Regenerative medicine seeks to repair, replace, or restore damaged cells, tissues, and organs by harnessing the body's healing mechanisms or by supplying engineered biological systems. It includes cell therapy, gene therapy, tissue engineering, biomaterials, organoids, extracellular vesicles, and bioactive molecules. In nanotechnology and biotechnology, regenerative medicine uses nanoscale cues, delivery systems, scaffolds, and interfaces to influence cell fate, immune response, vascularization, and tissue integration.
Regenerative medicine matters because many chronic injuries, degenerative diseases, and organ failures cannot be solved by replacement parts or drugs alone.

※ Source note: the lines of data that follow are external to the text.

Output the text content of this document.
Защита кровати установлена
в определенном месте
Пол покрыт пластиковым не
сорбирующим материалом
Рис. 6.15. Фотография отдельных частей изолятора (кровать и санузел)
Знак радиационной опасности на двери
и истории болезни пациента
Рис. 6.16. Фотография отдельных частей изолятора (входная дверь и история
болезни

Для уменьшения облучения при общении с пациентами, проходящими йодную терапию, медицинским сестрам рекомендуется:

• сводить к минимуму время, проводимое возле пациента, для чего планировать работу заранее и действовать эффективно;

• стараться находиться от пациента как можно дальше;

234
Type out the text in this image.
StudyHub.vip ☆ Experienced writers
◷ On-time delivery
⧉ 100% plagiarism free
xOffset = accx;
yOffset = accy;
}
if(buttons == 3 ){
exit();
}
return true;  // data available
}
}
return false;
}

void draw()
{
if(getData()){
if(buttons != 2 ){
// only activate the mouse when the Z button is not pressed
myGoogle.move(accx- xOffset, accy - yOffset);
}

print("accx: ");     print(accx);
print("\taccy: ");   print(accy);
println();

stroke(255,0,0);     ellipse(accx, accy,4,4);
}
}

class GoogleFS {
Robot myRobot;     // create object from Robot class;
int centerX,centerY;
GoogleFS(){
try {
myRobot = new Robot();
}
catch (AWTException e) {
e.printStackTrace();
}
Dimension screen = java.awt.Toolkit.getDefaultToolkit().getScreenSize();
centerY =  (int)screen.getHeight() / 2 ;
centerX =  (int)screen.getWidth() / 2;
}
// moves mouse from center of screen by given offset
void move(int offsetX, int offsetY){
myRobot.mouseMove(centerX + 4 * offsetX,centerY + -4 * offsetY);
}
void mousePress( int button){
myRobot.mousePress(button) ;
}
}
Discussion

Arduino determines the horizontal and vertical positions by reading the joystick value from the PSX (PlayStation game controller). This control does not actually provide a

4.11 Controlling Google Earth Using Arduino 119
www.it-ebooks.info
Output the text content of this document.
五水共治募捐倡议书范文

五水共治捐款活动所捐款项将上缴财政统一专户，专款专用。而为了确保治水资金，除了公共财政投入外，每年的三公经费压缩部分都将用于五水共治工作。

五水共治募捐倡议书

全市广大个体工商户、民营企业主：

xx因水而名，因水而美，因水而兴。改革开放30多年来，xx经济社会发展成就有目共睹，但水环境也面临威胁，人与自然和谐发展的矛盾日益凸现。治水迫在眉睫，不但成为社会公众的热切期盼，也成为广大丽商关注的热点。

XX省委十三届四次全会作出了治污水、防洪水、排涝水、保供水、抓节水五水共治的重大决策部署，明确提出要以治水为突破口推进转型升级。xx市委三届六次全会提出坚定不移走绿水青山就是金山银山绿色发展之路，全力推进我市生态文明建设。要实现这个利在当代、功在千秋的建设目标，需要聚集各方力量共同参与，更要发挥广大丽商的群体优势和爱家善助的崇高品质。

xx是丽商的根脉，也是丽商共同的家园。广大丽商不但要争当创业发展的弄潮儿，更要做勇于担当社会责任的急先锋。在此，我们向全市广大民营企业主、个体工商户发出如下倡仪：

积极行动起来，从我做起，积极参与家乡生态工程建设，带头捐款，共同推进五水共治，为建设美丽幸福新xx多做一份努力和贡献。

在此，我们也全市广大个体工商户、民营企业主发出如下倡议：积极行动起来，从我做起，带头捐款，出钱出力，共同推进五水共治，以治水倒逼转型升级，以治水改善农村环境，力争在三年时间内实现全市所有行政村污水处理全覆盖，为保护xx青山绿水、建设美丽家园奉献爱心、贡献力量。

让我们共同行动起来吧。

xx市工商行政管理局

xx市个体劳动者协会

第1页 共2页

Research targets musculoskeletal repair, wound healing, nerve regeneration, cardiovascular disease, diabetes, liver disease, and immune modulation. Nanoscale materials can deliver growth factors, guide stem-cell differentiation, mimic extracellular matrix, and support controlled tissue remodeling. The field connects closely to tissue engineering, biomaterials, and cell therapy.
Conferences on regenerative medicine appear in biotechnology, medicine, biomaterials, tissue engineering, stem-cell research, and nanomedicine programs. Sessions often cover cell therapies, scaffolds, biofabrication, exosomes, immune engineering, and clinical translation. Tracking regenerative-medicine events helps researchers follow a field where advanced materials and living systems converge to restore biological function.